Why Jewish kids don’t have peanut allergies

It turns out, little bits of exposure often and regularly help to build immunity. A few people make the connection to thoughts and ideas in the public square. ‘Children raised in bubbles, not afforded the rigour of pushback, never taught bit by bit to be strengthened and tempered against a future in which their views are going to be challenged, inevitably succumb to the intellectual equivalent of anaphelactic shock.’

Where should your mission budget go?

Eddie Arthur picks up on some comments I made recently and explains why you shouldn’t necessarily send the whole of your missions budget abroad. It’s also worth checking out Eddie’s follow ups here and here.

From plight to solution and back again

‘The view we take of the plight of human beings in sin will affect our understanding of salvation as the solution to sin. If sin is a trivial problem, it requires only a trivial solution. If sin is serious, it demands a serious solution.’

When the unbeliever departs: the aftermath

My sister posted this article from the gospel coalition, which spoke directly to her experience. Here is her quote: ‘Wow.
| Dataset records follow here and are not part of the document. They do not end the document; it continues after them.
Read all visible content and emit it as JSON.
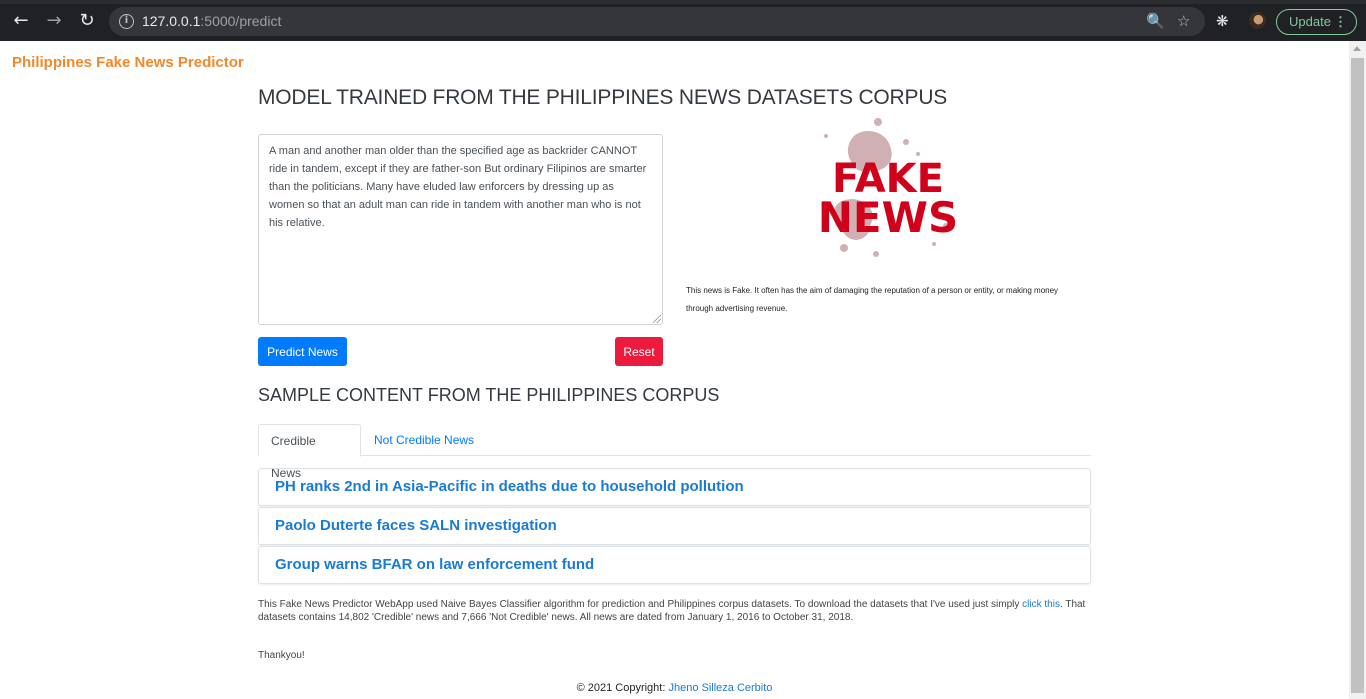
{
  "browser": {
    "url_host": "127.0.0.1",
    "url_path": ":5000/predict",
    "update_label": "Update"
  },
  "navbar": {
    "brand": "Philippines Fake News Predictor"
  },
  "main": {
    "heading": "MODEL TRAINED FROM THE PHILIPPINES NEWS DATASETS CORPUS",
    "input_value": "A man and another man older than the specified age as backrider CANNOT ride in tandem, except if they are father-son But ordinary Filipinos are smarter than the politicians. Many have eluded law enforcers by dressing up as women so that an adult man can ride in tandem with another man who is not his relative.",
    "predict_label": "Predict News",
    "reset_label": "Reset",
    "result_image": {
      "line1": "FAKE",
      "line2": "NEWS",
      "color": "#d0021b"
    },
    "result_text": "This news is Fake. It often has the aim of damaging the reputation of a person or entity, or making money through advertising revenue."
  },
  "samples": {
    "heading": "SAMPLE CONTENT FROM THE PHILIPPINES CORPUS",
    "tabs": [
      {
        "label": "Credible News"
      },
      {
        "label": "Not Credible News"
      }
    ],
    "items": [
      {
        "title": "PH ranks 2nd in Asia-Pacific in deaths due to household pollution"
      },
      {
        "title": "Paolo Duterte faces SALN investigation"
      },
      {
        "title": "Group warns BFAR on law enforcement fund"
      }
    ]
  },
  "footer": {
    "text_before": "This Fake News Predictor WebApp used Naive Bayes Classifier algorithm for prediction and Philippines corpus datasets. To download the datasets that I've used just simply ",
    "link": "click this",
    "text_after": ". That datasets contains 14,802 'Credible' news and 7,666 'Not Credible' news. All news are dated from January 1, 2016 to October 31, 2018.",
    "thanks": "Thankyou!",
    "copyright_prefix": "© 2021 Copyright: ",
    "author": "Jheno Silleza Cerbito"
  }
}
Well it is not often I talk about this at all, but this absolutely almost word for word sums up everything that happened when D left almost 2 years ago. It’s good to know I’m not alone and so grateful for loving family and friends who have supported me and [my son] in the last couple of years.’

The comfort of a moral cretin

Derek Rishmawy writes about a ‘problem’ with Calvinism and notes that the issue, as raised by Roger Olsen and David Bentley Hart, actually applies to all truthful theological statements stated crassly in the wrong context.
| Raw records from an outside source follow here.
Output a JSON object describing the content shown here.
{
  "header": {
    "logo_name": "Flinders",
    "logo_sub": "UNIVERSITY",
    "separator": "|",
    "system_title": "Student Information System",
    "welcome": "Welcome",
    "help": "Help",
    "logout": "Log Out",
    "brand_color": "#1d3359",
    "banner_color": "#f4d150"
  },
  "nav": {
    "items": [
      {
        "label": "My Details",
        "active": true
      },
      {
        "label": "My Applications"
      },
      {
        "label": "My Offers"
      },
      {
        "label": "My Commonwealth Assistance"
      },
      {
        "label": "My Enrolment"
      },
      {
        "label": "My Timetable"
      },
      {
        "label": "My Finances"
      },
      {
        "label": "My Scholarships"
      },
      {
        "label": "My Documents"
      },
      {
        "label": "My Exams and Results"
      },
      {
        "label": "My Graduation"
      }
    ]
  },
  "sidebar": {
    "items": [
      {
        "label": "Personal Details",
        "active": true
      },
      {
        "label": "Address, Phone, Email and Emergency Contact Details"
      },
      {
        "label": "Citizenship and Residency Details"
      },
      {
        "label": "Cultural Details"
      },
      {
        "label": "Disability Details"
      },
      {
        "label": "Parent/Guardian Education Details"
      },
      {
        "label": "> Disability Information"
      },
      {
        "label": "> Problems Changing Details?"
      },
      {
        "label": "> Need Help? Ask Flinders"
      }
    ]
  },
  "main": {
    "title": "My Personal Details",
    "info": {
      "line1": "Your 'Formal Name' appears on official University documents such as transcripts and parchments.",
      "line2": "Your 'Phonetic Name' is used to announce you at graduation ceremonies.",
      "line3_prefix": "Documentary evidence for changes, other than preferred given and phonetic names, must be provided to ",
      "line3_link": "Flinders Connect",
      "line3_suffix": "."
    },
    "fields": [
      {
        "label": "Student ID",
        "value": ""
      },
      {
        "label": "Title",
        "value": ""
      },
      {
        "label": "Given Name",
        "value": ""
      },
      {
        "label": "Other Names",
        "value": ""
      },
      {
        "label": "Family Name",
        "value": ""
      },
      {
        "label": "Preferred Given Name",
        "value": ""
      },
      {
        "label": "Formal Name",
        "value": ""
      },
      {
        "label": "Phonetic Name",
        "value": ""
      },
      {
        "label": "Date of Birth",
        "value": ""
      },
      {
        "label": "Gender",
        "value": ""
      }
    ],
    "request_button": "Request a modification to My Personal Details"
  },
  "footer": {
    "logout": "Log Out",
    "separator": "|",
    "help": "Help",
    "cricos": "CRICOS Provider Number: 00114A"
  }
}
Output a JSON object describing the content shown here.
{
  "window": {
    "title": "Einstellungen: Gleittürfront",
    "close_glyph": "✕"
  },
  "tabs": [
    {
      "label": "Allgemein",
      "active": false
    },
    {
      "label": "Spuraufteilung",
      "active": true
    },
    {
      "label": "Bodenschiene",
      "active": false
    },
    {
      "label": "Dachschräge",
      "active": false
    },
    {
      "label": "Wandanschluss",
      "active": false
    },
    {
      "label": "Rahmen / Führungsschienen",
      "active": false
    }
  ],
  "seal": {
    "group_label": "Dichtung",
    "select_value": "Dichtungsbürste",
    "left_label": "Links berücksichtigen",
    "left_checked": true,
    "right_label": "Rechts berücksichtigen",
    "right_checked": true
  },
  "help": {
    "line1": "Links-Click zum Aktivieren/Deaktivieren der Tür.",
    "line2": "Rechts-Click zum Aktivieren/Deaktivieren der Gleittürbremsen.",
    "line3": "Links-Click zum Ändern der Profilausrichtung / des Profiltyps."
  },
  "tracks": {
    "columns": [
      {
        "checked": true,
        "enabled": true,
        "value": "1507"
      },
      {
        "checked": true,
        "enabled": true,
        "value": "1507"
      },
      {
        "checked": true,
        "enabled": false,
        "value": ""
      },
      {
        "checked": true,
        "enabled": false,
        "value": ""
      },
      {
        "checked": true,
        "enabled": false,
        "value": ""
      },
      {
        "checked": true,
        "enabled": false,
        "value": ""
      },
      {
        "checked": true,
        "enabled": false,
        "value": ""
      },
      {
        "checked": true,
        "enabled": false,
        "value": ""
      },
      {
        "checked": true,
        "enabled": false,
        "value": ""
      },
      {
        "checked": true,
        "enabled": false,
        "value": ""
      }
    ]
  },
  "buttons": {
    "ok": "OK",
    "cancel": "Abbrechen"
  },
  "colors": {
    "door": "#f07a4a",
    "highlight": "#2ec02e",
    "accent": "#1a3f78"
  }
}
What is an Evangelical? (podcast)

I was having a discussion about this with my Dad just a few nights ago. Helpfully, this came up in my blog reader. Don Carson gives an excellent talk on who can, or can’t, be defined as Evangelical.

From the archive: When pragmatism overtakes scripture

‘The perniciousness of pragmatism prowls around every corner. Why do so many neglect the biblical model of church leadership, the plurality of co-equal elders? Because the CEO business model is seen to work. Why do people very often end up overemphasising even good things (like pastoral care, evangelism, prayer, teaching) to the detriment of other equally good and right things (like pastoral care, evangelism, prayer, teaching)? It’s because pragmatism tells them it works.’